La seule proposition de rétrogradation n’exclut pas la qualification de faute grave

Dans un arrêt rendu le 10 février 2021, la chambre sociale de la Cour de cassation rappelle la possibilité pour un employeur de licencier un salarié pour faute grave, après avoir proposé au salarié une rétrogradation disciplinaire modifiant son contrat de travail.

En l’espèce, à la suite des manquements du salarié vis-à-vis de ses obligations de sécurité, l’employeur lui propose une rétrogradation disciplinaire dans un poste de niveau inférieur entraînant un changement de qualification et une baisse de la rémunération conformément à son pouvoir disciplinaire. Cette modification de son contrat de travail est refusée par le salarié.

L’employeur l’a alors licencié pour faute grave.

Devant, les juges du fond, pour contester son licenciement, le salarié soutenait que la proposition de rétrogradation disciplinaire caractérisait une possibilité de maintien dans l’entreprise incompatible avec le motif de la faute grave retenu ; Faute grave qui est définie comme celle qui rend impossible le maintien du salarié dans l’entreprise .

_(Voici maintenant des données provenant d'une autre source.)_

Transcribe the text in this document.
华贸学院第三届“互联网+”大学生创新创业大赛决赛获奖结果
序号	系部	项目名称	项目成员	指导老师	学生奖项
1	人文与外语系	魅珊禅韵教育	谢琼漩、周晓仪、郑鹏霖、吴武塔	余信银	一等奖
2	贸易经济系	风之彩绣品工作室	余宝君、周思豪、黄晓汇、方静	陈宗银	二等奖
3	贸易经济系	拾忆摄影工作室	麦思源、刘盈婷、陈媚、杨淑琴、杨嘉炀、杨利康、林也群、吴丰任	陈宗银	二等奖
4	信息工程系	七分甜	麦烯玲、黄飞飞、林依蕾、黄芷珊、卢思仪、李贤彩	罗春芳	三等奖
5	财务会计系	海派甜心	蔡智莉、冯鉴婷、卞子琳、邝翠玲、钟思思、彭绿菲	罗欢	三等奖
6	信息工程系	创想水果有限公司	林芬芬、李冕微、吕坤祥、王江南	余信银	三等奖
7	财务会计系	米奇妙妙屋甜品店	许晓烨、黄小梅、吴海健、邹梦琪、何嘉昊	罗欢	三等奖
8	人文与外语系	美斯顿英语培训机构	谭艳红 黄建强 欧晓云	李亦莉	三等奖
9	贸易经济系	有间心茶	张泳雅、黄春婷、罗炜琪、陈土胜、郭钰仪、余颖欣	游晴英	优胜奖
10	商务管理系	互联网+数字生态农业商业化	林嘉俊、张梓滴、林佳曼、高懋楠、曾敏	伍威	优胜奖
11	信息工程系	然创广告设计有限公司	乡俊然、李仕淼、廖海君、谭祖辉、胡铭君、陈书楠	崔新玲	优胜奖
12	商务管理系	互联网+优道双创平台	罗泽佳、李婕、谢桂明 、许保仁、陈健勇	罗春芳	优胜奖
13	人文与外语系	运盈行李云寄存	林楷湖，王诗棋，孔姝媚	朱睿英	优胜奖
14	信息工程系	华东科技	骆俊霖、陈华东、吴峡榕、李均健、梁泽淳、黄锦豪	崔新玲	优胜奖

Au surplus, le salarié a invoqué la non-consultation du conseil de discipline ; Garantie de fond pourtant prévue par la convention collective applicable.

La Cour d’appel a adhéré à cette analyse et a accueilli favorablement les prétentions du salarié.

Pour autant, la Cour de cassation ne partage pas cette conception.

La haute juridiction rappelle que l’employeur qui se heurte au refus d’une mesure de rétrogradation impliquant une modification du contrat de travail, peut, dans l’exercice de son pouvoir disciplinaire, prononcer une autre sanction y compris un licenciement pour faute grave en lieu et place de celle refusée.

En outre, la Cour écarte le manquement à la garantie de fond que constituait la consultation du conseil de discipline dès lors que cette consultation n’était pas prévue en cas de faute grave.